02. Risk

We have seen it before…will fraud be different this time?

The past 12 months have given rise to unprecedented levels of personal anxiety and business stress.

As we saw following the Global Financial Crisis back in 2008, stress can cause ‘good people to do irrational things’. We anticipate that more instances of fraud and financial misstatement will emerge over the next two years, and even longer, as Government stimulus measures begin to wind back.

Companies face challenges in getting back to pre-COVID activity, and investors and stakeholders will expect strong financial performance. Recent instances, where executives have manipulated financial statements to make a company look ‘healthier’ and receive performance-based remuneration, serve as a warning to other business leaders. Unfortunately, one thing that never changes is human nature, greed and the tendency for some to go astray.

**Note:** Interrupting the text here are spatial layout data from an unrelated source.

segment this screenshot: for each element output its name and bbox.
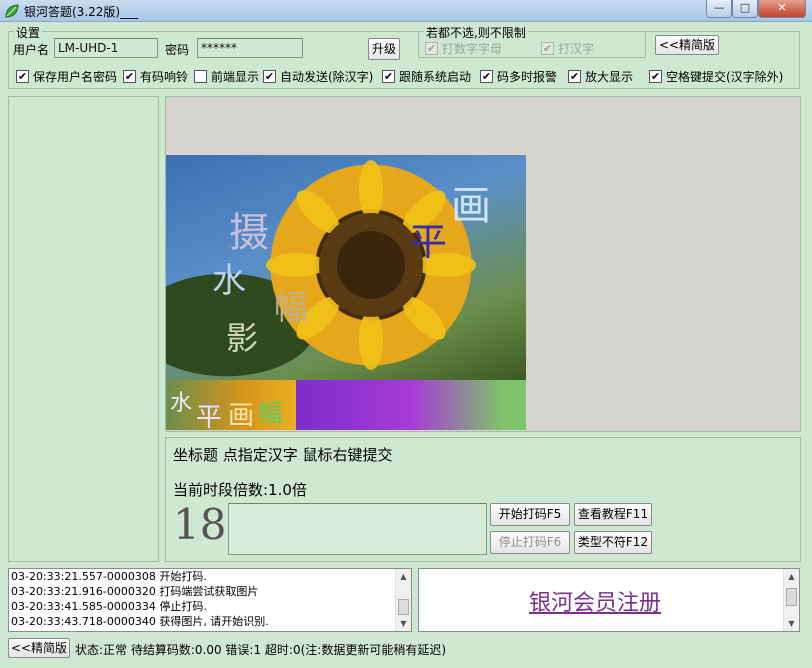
answer-input[interactable] <box>228 503 487 555</box>
option-label: 前端显示 <box>211 70 260 84</box>
scroll-down-icon[interactable]: ▼ <box>784 616 799 631</box>
option-label: 空格键提交(汉字除外) <box>666 70 784 84</box>
check-icon: ✔ <box>568 70 581 83</box>
captcha-glyph: 摄 <box>229 210 269 256</box>
start-button[interactable]: 开始打码F5 <box>490 503 570 526</box>
type-mismatch-button[interactable]: 类型不符F12 <box>574 531 652 554</box>
option-alarm-many-codes[interactable]: ✔ 码多时报警 <box>480 68 557 85</box>
member-register-link[interactable]: 银河会员注册 <box>529 585 661 617</box>
check-icon: ✔ <box>263 70 276 83</box>
check-icon: ✔ <box>16 70 29 83</box>
username-input[interactable]: LM-UHD-1 <box>54 38 158 58</box>
time-multiplier: 当前时段倍数:1.0倍 <box>173 481 307 499</box>
scroll-up-icon[interactable]: ▲ <box>784 569 799 584</box>
option-autostart[interactable]: ✔ 跟随系统启动 <box>382 68 471 85</box>
status-text: 状态:正常 待结算码数:0.00 错误:1 超时:0(注:数据更新可能稍有延迟) <box>75 643 447 657</box>
option-always-on-top[interactable]: 前端显示 <box>194 68 259 85</box>
password-label: 密码 <box>165 43 190 57</box>
filter-digits-check-icon: ✔ <box>425 42 438 55</box>
filter-digits-label: 打数字字母 <box>442 42 503 56</box>
option-space-submit[interactable]: ✔ 空格键提交(汉字除外) <box>649 68 783 85</box>
captcha-glyph: 平 <box>409 220 448 264</box>
title-bar: 银河答题(3.22版)___ — □ ✕ <box>0 0 812 22</box>
check-icon: ✔ <box>123 70 136 83</box>
leaf-icon <box>5 4 19 18</box>
status-compact-button[interactable]: <<精简版 <box>8 638 70 658</box>
captcha-glyph: 幅 <box>274 288 308 328</box>
maximize-button[interactable]: □ <box>732 0 758 18</box>
captcha-glyph: 画 <box>228 401 255 430</box>
ad-scrollbar[interactable]: ▲ ▼ <box>783 569 799 631</box>
scroll-thumb[interactable] <box>398 599 409 615</box>
filter-group-label: 若都不选,则不限制 <box>424 24 528 41</box>
captcha-glyph: 影 <box>226 319 259 357</box>
option-label: 跟随系统启动 <box>399 70 472 84</box>
log-entry: 03-20:33:21.557-0000308 开始打码. <box>11 570 207 583</box>
option-save-credentials[interactable]: ✔ 保存用户名密码 <box>16 68 117 85</box>
option-zoom-display[interactable]: ✔ 放大显示 <box>568 68 633 85</box>
log-list[interactable]: 03-20:33:21.557-0000308 开始打码. 03-20:33:2… <box>8 568 412 632</box>
check-icon: ✔ <box>480 70 493 83</box>
tutorial-button[interactable]: 查看教程F11 <box>574 503 652 526</box>
option-label: 码多时报警 <box>497 70 558 84</box>
window-title: 银河答题(3.22版)___ <box>24 5 139 19</box>
captcha-glyph: 水 <box>170 391 193 416</box>
settings-group-label: 设置 <box>14 24 43 41</box>
username-label: 用户名 <box>13 43 50 57</box>
filter-digits-checkbox[interactable]: ✔ 打数字字母 <box>425 40 502 57</box>
unchecked-box-icon <box>194 70 207 83</box>
stop-button[interactable]: 停止打码F6 <box>490 531 570 554</box>
captcha-image[interactable]: 画 摄 平 水 幅 影 水 平 画 幅 <box>166 155 526 430</box>
log-entry: 03-20:33:21.916-0000320 打码端尝试获取图片 <box>11 585 259 598</box>
captcha-glyph: 水 <box>212 261 246 301</box>
filter-hanzi-checkbox[interactable]: ✔ 打汉字 <box>541 40 594 57</box>
option-label: 保存用户名密码 <box>33 70 118 84</box>
option-auto-send[interactable]: ✔ 自动发送(除汉字) <box>263 68 373 85</box>
close-button[interactable]: ✕ <box>758 0 806 18</box>
upgrade-button[interactable]: 升级 <box>368 38 400 60</box>
compact-mode-button[interactable]: <<精简版 <box>655 35 719 55</box>
captcha-strip-purple <box>296 380 526 430</box>
status-bar: <<精简版 状态:正常 待结算码数:0.00 错误:1 超时:0(注:数据更新可… <box>0 636 812 668</box>
scroll-thumb[interactable] <box>786 588 797 606</box>
option-label: 有码响铃 <box>140 70 189 84</box>
scroll-up-icon[interactable]: ▲ <box>396 569 411 584</box>
log-entry: 03-20:33:43.718-0000340 获得图片, 请开始识别. <box>11 615 269 628</box>
log-scrollbar[interactable]: ▲ ▼ <box>395 569 411 631</box>
task-instruction: 坐标题 点指定汉字 鼠标右键提交 <box>173 446 393 464</box>
captcha-glyph: 幅 <box>258 399 282 427</box>
captcha-glyph: 平 <box>196 403 223 430</box>
log-entry: 03-20:33:41.585-0000334 停止打码. <box>11 600 207 613</box>
option-label: 放大显示 <box>585 70 634 84</box>
member-register-box: 银河会员注册 ▲ ▼ <box>418 568 800 632</box>
password-input[interactable]: ****** <box>197 38 303 58</box>
option-label: 自动发送(除汉字) <box>280 70 374 84</box>
check-icon: ✔ <box>649 70 662 83</box>
minimize-button[interactable]: — <box>706 0 732 18</box>
filter-hanzi-check-icon: ✔ <box>541 42 554 55</box>
filter-hanzi-label: 打汉字 <box>558 42 595 56</box>
option-ring-on-code[interactable]: ✔ 有码响铃 <box>123 68 188 85</box>
scroll-down-icon[interactable]: ▼ <box>396 616 411 631</box>
check-icon: ✔ <box>382 70 395 83</box>
left-panel <box>8 96 159 562</box>
countdown-timer: 18 <box>173 500 227 549</box>
captcha-glyph: 画 <box>451 183 491 229</box>
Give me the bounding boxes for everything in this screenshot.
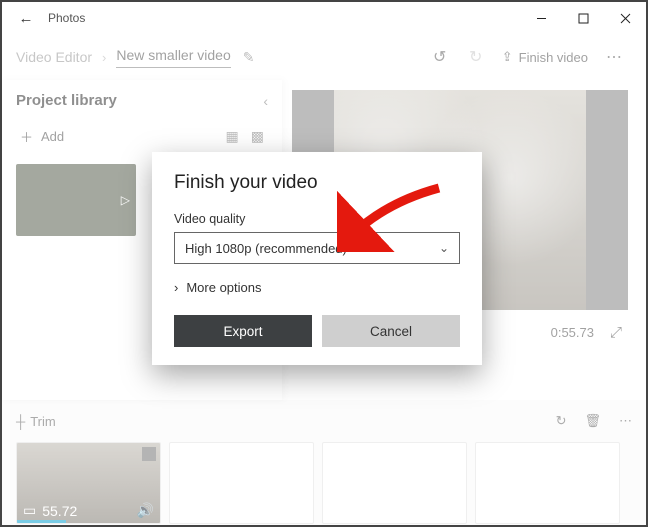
- chevron-right-icon: ›: [174, 280, 178, 295]
- export-button[interactable]: Export: [174, 315, 312, 347]
- maximize-button[interactable]: [562, 3, 604, 33]
- finish-video-dialog: Finish your video Video quality High 108…: [152, 152, 482, 365]
- more-options-toggle[interactable]: › More options: [174, 280, 460, 295]
- back-button[interactable]: ←: [10, 10, 42, 27]
- app-title: Photos: [48, 11, 85, 25]
- minimize-button[interactable]: [520, 3, 562, 33]
- cancel-button[interactable]: Cancel: [322, 315, 460, 347]
- video-quality-select[interactable]: High 1080p (recommended) ⌄: [174, 232, 460, 264]
- quality-value: High 1080p (recommended): [185, 241, 347, 256]
- quality-label: Video quality: [174, 212, 460, 226]
- chevron-down-icon: ⌄: [439, 241, 449, 255]
- titlebar: ← Photos: [2, 2, 646, 34]
- dialog-title: Finish your video: [174, 172, 460, 194]
- close-button[interactable]: [604, 3, 646, 33]
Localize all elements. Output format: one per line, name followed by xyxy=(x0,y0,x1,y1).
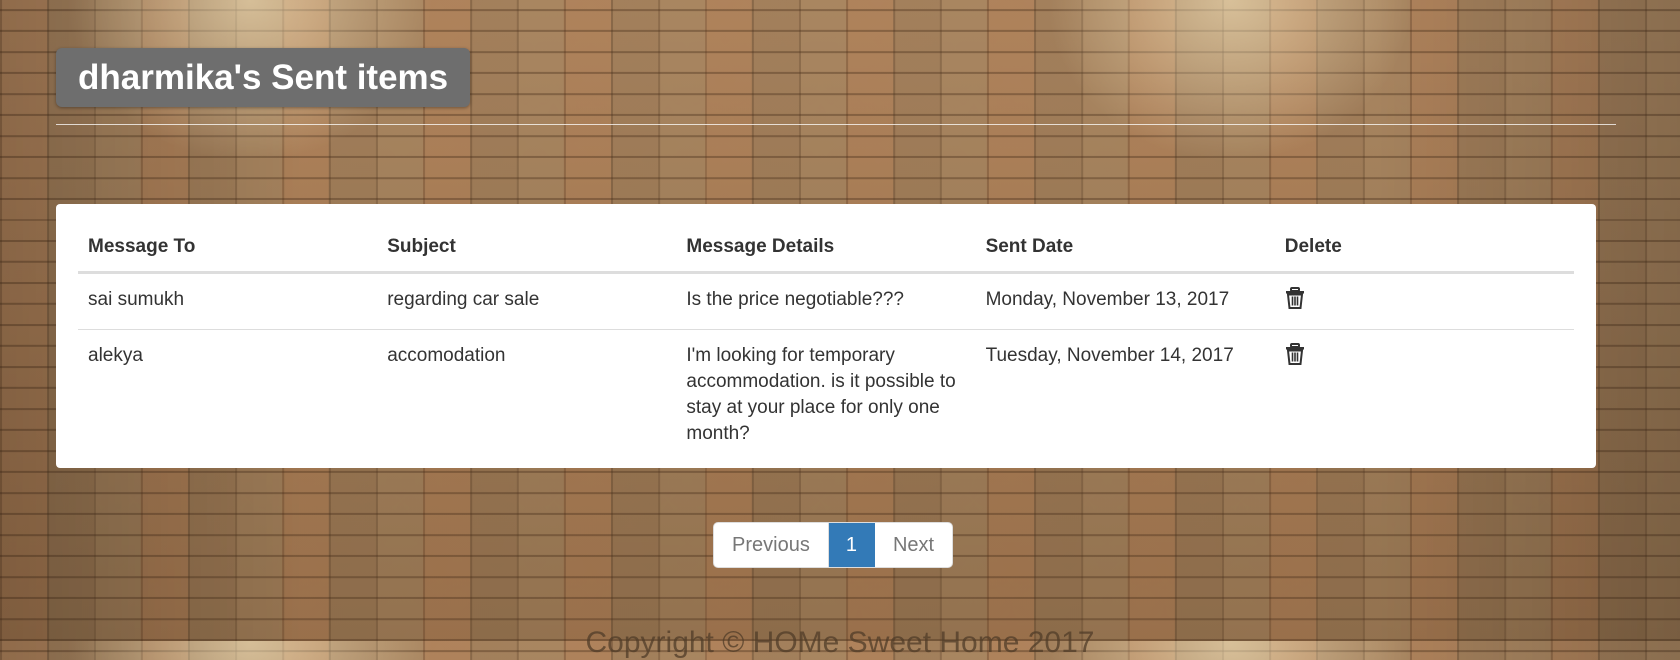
page-1-button[interactable]: 1 xyxy=(828,523,875,567)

Employee fraud is also quite common. When someone has a need, and the opportunity presents itself, that person will often justify their actions and commit fraud by convincing themselves they will eventually pay the money back. It’s only later that they realise it is far more difficult to return money back into the system without raising alarm.

We predict there will be more fraud instances emerging in 2021, as we are already seeing increased demand for asset and fund tracing analyses, as well as expert reports. Together, fraud and insolvency assignments will require expert analysis and regular consultation to assist with any asset recovery action.

To respond to the increased risk of fraud and financial misstatement, audit committees and management this year will need to review controls and test for warning signs. Greater use of data analytics techniques that incorporate both predictive and continuous monitoring will be a powerful tool in interpreting the financial wellbeing of an organisation, recognising changing and uncharacteristic financial ratios, and detecting anomalous transactions or unexpected relationships in financial data.